I often see the following sentence
in polynomial time $O(n^2)$ arithmetic operation in $\mathbb{Z}$
or
in polynomial time $O(n^2)$ arithmetic operation in $\mathbb{F}_q$
Is my interpretation "arithmetic operation in $\mathbb{F}_q$" is correct?
i.e. for example a calculation $(5+3)\times (3-1)$ is $(5+3)\times (3-1)=8\times (3-1)=8\times 2=16$, so we have 3 arithmetic operation in $\mathbb{Z}$.

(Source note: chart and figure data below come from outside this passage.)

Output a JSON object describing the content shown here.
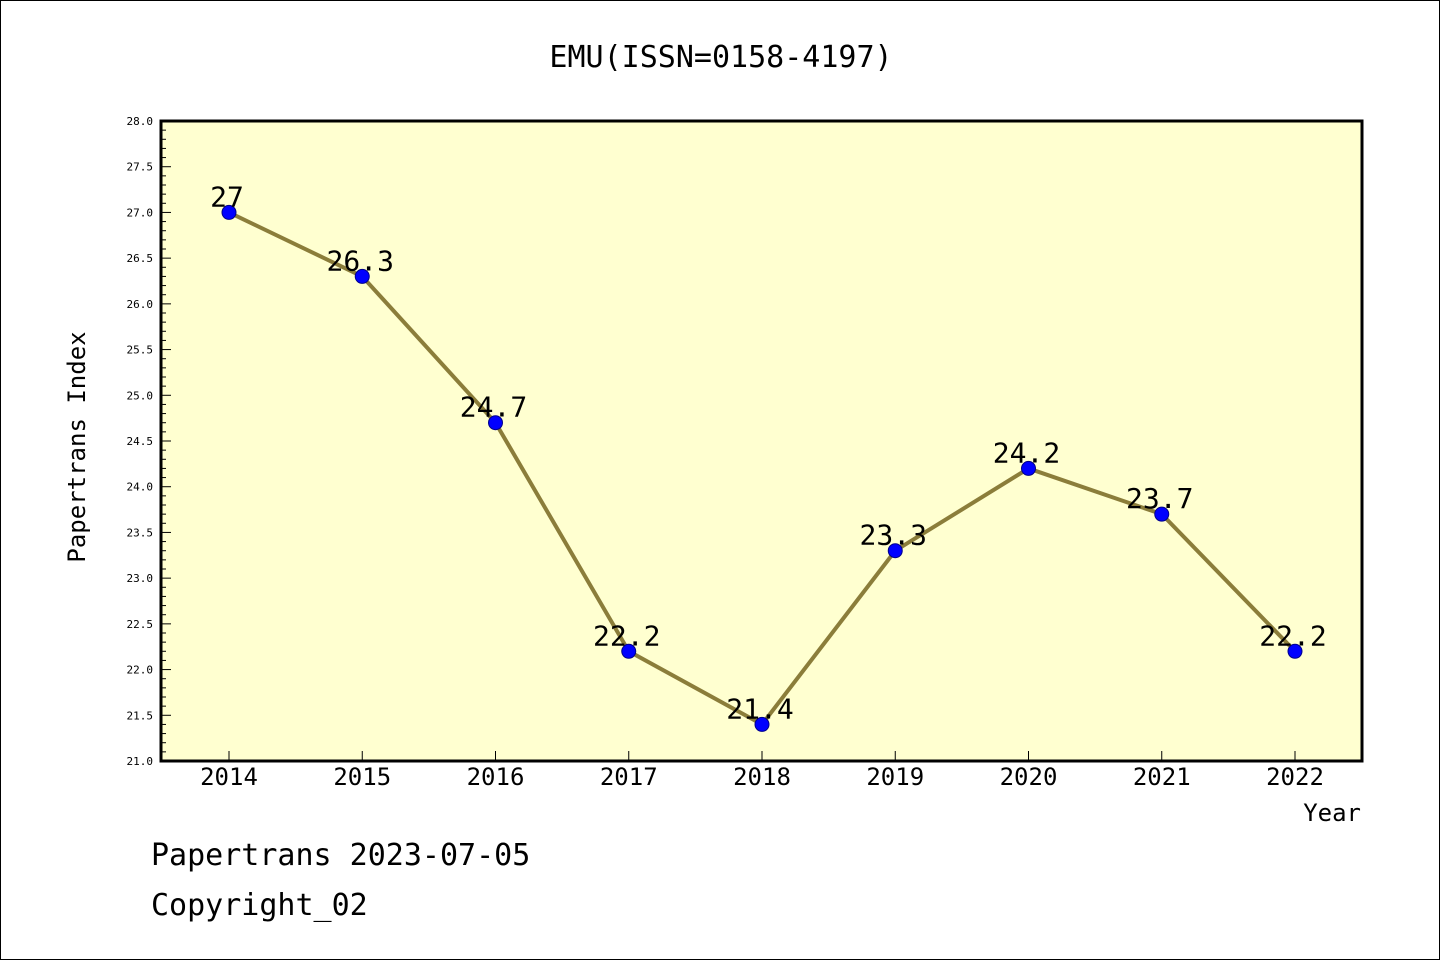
{
  "chart_data": {
    "type": "line",
    "title": "EMU(ISSN=0158-4197)",
    "xlabel": "Year",
    "ylabel": "Papertrans Index",
    "categories": [
      "2014",
      "2015",
      "2016",
      "2017",
      "2018",
      "2019",
      "2020",
      "2021",
      "2022"
    ],
    "series": [
      {
        "values": [
          27,
          26.3,
          24.7,
          22.2,
          21.4,
          23.3,
          24.2,
          23.7,
          22.2
        ],
        "labels": [
          "27",
          "26.3",
          "24.7",
          "22.2",
          "21.4",
          "23.3",
          "24.2",
          "23.7",
          "22.2"
        ]
      }
    ],
    "ylim": [
      21.0,
      28.0
    ],
    "ytick_labels": [
      "21.0",
      "21.5",
      "22.0",
      "22.5",
      "23.0",
      "23.5",
      "24.0",
      "24.5",
      "25.0",
      "25.5",
      "26.0",
      "26.5",
      "27.0",
      "27.5",
      "28.0"
    ],
    "grid": false,
    "line_color": "#8b7d3a",
    "marker_color": "#0000ff",
    "plot_background": "#ffffd0"
  },
  "footer": {
    "line1": "Papertrans 2023-07-05",
    "line2": "Copyright_02"
  }
}
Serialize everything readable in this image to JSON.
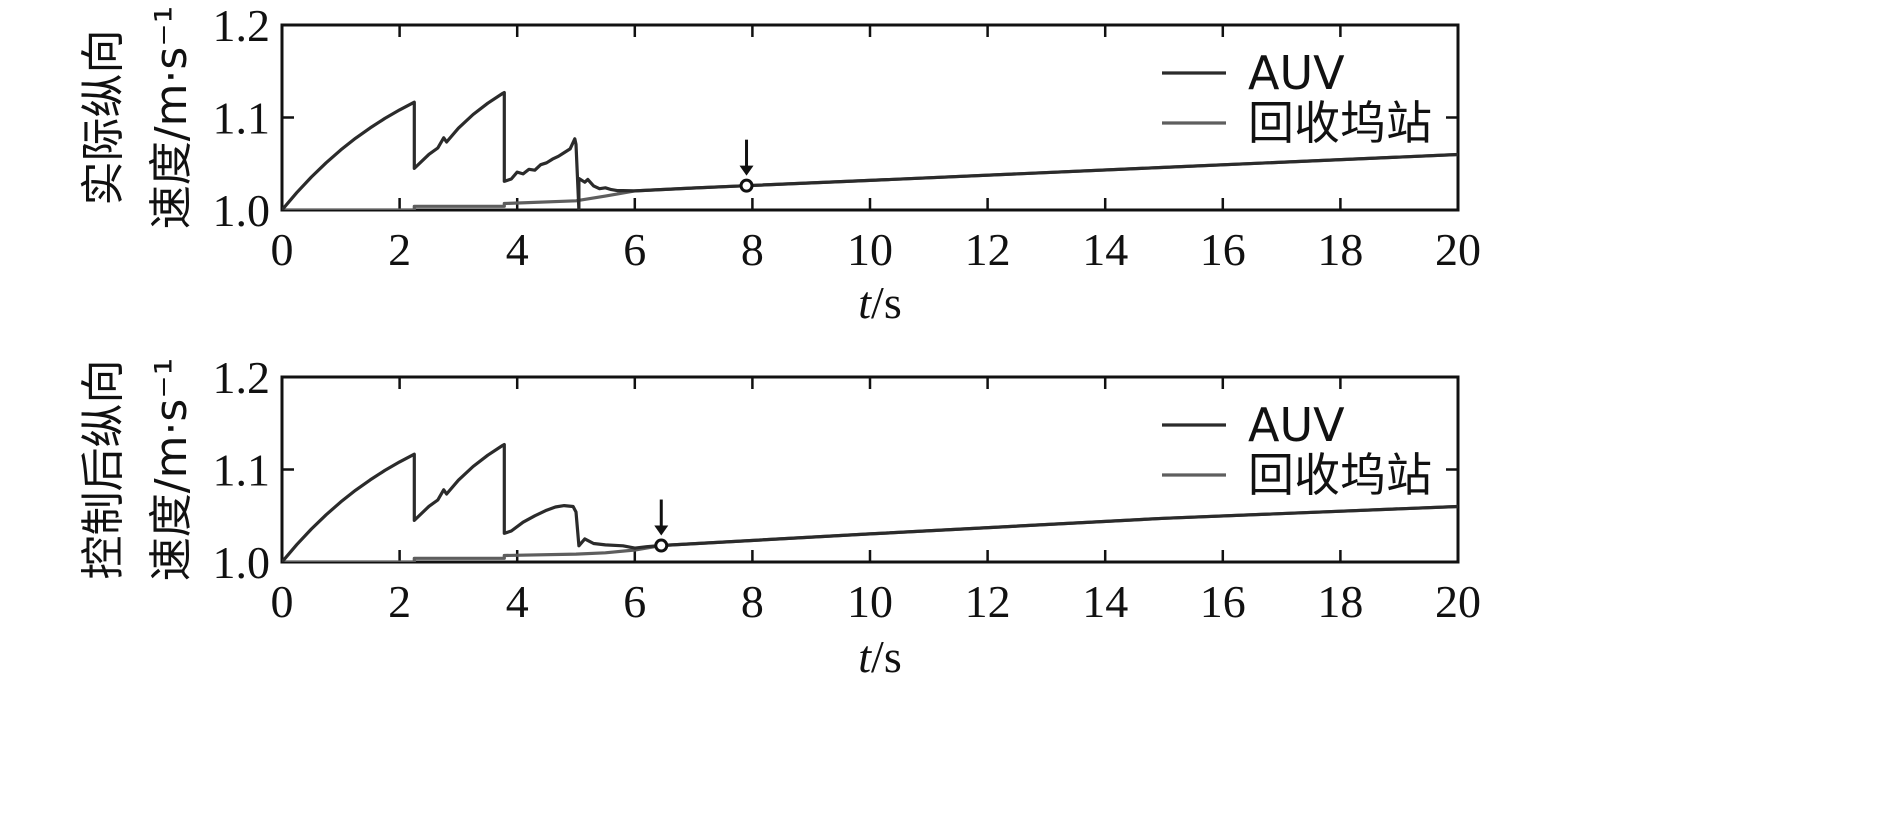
{
  "chart_data": [
    {
      "type": "line",
      "ylabel_lines": [
        "实际纵向",
        "速度/m·s⁻¹"
      ],
      "xlabel_italic": "t",
      "xlabel_unit": "/s",
      "xlim": [
        0,
        20
      ],
      "ylim": [
        1.0,
        1.2
      ],
      "xticks": [
        0,
        2,
        4,
        6,
        8,
        10,
        12,
        14,
        16,
        18,
        20
      ],
      "yticks": [
        1.0,
        1.1,
        1.2
      ],
      "ytick_labels": [
        "1.0",
        "1.1",
        "1.2"
      ],
      "grid": false,
      "legend_position": "top-right",
      "series": [
        {
          "name": "AUV",
          "color": "#2b2b2b",
          "points": [
            [
              0,
              1.0
            ],
            [
              0.25,
              1.0187
            ],
            [
              0.5,
              1.0357
            ],
            [
              0.75,
              1.051
            ],
            [
              1.0,
              1.065
            ],
            [
              1.25,
              1.0775
            ],
            [
              1.5,
              1.0888
            ],
            [
              1.75,
              1.099
            ],
            [
              2.0,
              1.1082
            ],
            [
              2.25,
              1.1165
            ],
            [
              2.25,
              1.045
            ],
            [
              2.5,
              1.0602
            ],
            [
              2.65,
              1.067
            ],
            [
              2.75,
              1.078
            ],
            [
              2.8,
              1.0735
            ],
            [
              3.0,
              1.0884
            ],
            [
              3.25,
              1.1032
            ],
            [
              3.5,
              1.1155
            ],
            [
              3.75,
              1.126
            ],
            [
              3.78,
              1.127
            ],
            [
              3.78,
              1.031
            ],
            [
              3.9,
              1.0335
            ],
            [
              4.0,
              1.041
            ],
            [
              4.1,
              1.039
            ],
            [
              4.2,
              1.044
            ],
            [
              4.3,
              1.043
            ],
            [
              4.4,
              1.049
            ],
            [
              4.5,
              1.051
            ],
            [
              4.6,
              1.055
            ],
            [
              4.7,
              1.058
            ],
            [
              4.8,
              1.062
            ],
            [
              4.9,
              1.066
            ],
            [
              4.98,
              1.077
            ],
            [
              5.0,
              1.071
            ],
            [
              5.05,
              1.0
            ],
            [
              5.05,
              1.034
            ],
            [
              5.15,
              1.03
            ],
            [
              5.2,
              1.033
            ],
            [
              5.3,
              1.026
            ],
            [
              5.4,
              1.023
            ],
            [
              5.5,
              1.024
            ],
            [
              5.6,
              1.022
            ],
            [
              5.7,
              1.021
            ],
            [
              5.8,
              1.021
            ],
            [
              6.0,
              1.0207
            ],
            [
              7.0,
              1.0238
            ],
            [
              7.9,
              1.0263
            ],
            [
              10,
              1.032
            ],
            [
              15,
              1.046
            ],
            [
              20,
              1.06
            ]
          ]
        },
        {
          "name": "回收坞站",
          "color": "#5e5e5e",
          "points": [
            [
              0,
              1.0
            ],
            [
              2.25,
              1.0
            ],
            [
              2.25,
              1.004
            ],
            [
              3.78,
              1.004
            ],
            [
              3.78,
              1.007
            ],
            [
              5.0,
              1.01
            ],
            [
              5.5,
              1.015
            ],
            [
              6.0,
              1.0207
            ],
            [
              7.0,
              1.0238
            ],
            [
              7.9,
              1.0263
            ],
            [
              10,
              1.032
            ],
            [
              15,
              1.046
            ],
            [
              20,
              1.06
            ]
          ]
        }
      ],
      "annotations": [
        {
          "type": "arrow-marker",
          "x": 7.9,
          "y": 1.0263
        }
      ]
    },
    {
      "type": "line",
      "ylabel_lines": [
        "控制后纵向",
        "速度/m·s⁻¹"
      ],
      "xlabel_italic": "t",
      "xlabel_unit": "/s",
      "xlim": [
        0,
        20
      ],
      "ylim": [
        1.0,
        1.2
      ],
      "xticks": [
        0,
        2,
        4,
        6,
        8,
        10,
        12,
        14,
        16,
        18,
        20
      ],
      "yticks": [
        1.0,
        1.1,
        1.2
      ],
      "ytick_labels": [
        "1.0",
        "1.1",
        "1.2"
      ],
      "grid": false,
      "legend_position": "top-right",
      "series": [
        {
          "name": "AUV",
          "color": "#2b2b2b",
          "points": [
            [
              0,
              1.0
            ],
            [
              0.25,
              1.0187
            ],
            [
              0.5,
              1.0357
            ],
            [
              0.75,
              1.051
            ],
            [
              1.0,
              1.065
            ],
            [
              1.25,
              1.0775
            ],
            [
              1.5,
              1.0888
            ],
            [
              1.75,
              1.099
            ],
            [
              2.0,
              1.1082
            ],
            [
              2.25,
              1.1165
            ],
            [
              2.25,
              1.045
            ],
            [
              2.5,
              1.0602
            ],
            [
              2.65,
              1.067
            ],
            [
              2.75,
              1.078
            ],
            [
              2.8,
              1.0735
            ],
            [
              3.0,
              1.0884
            ],
            [
              3.25,
              1.1032
            ],
            [
              3.5,
              1.1155
            ],
            [
              3.75,
              1.126
            ],
            [
              3.78,
              1.127
            ],
            [
              3.78,
              1.031
            ],
            [
              3.9,
              1.0335
            ],
            [
              4.1,
              1.043
            ],
            [
              4.3,
              1.05
            ],
            [
              4.5,
              1.056
            ],
            [
              4.65,
              1.0595
            ],
            [
              4.8,
              1.061
            ],
            [
              4.95,
              1.06
            ],
            [
              5.0,
              1.054
            ],
            [
              5.05,
              1.0175
            ],
            [
              5.15,
              1.025
            ],
            [
              5.3,
              1.02
            ],
            [
              5.5,
              1.0185
            ],
            [
              5.8,
              1.0175
            ],
            [
              6.0,
              1.015
            ],
            [
              6.2,
              1.0165
            ],
            [
              6.45,
              1.0178
            ],
            [
              10,
              1.0304
            ],
            [
              15,
              1.0472
            ],
            [
              20,
              1.06
            ]
          ]
        },
        {
          "name": "回收坞站",
          "color": "#5e5e5e",
          "points": [
            [
              0,
              1.0
            ],
            [
              2.25,
              1.0
            ],
            [
              2.25,
              1.004
            ],
            [
              3.78,
              1.004
            ],
            [
              3.78,
              1.007
            ],
            [
              5.0,
              1.0085
            ],
            [
              5.5,
              1.01
            ],
            [
              6.0,
              1.013
            ],
            [
              6.45,
              1.0178
            ],
            [
              10,
              1.0304
            ],
            [
              15,
              1.0472
            ],
            [
              20,
              1.06
            ]
          ]
        }
      ],
      "annotations": [
        {
          "type": "arrow-marker",
          "x": 6.45,
          "y": 1.0178
        }
      ]
    }
  ]
}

If the above interpretation is true, then can we count "addition" and "multiplication"? I think there is big different at the point of time between "addition" and "multiplication".
Please help me.
Depends on the Context. The writer has to specify which operations are "costly" & which are "easy" , then the given algorithm can be analysed to estimate the number of the costly operations & then claim $O(n^2)$ Etc.
There are Cases when "Comparison" is the Core Operation (eg Sorting) & those algorithms count that Operation to state that Eg Bubble Sort is $O(n^2)$ or other sorting algorithm is $O(n\log{n})$ Etc. Such algorithms may have Multiplication & Addition involved , which are more costly yet do not much contribute to the total running time.
There are algorithms where "Comparison" is immaterial with Multiplication & Addition being the Concern. Eg Matrix Addition or Matrix Multiplication.
In that Case , the writer will specify that Multiplication & Addition are equally costly to then count them both.
Alternately , the writer will specify that Multiplication is very costly (we can ignore Addition) & thus count Multiplications.
Hence Depending on context , your Example has : either 3 Operations (1 Multiplication + 2 Additions) or 1 Operation (1 Multiplication) or 2 Operations (1 Multiplication + 1 Addition , ignoring the "Decrement Operation")
In Some cases , these are floating Point Numbers & all Calculations are somewhat "Equally Costly" , including "Comparison" , "Multiplication" , "Addition" , "Increment Operation" , "Decrement Operation" , "Power functions" , "trig functions" , "log functions" , Etc. Then we count all such Operations towards the total.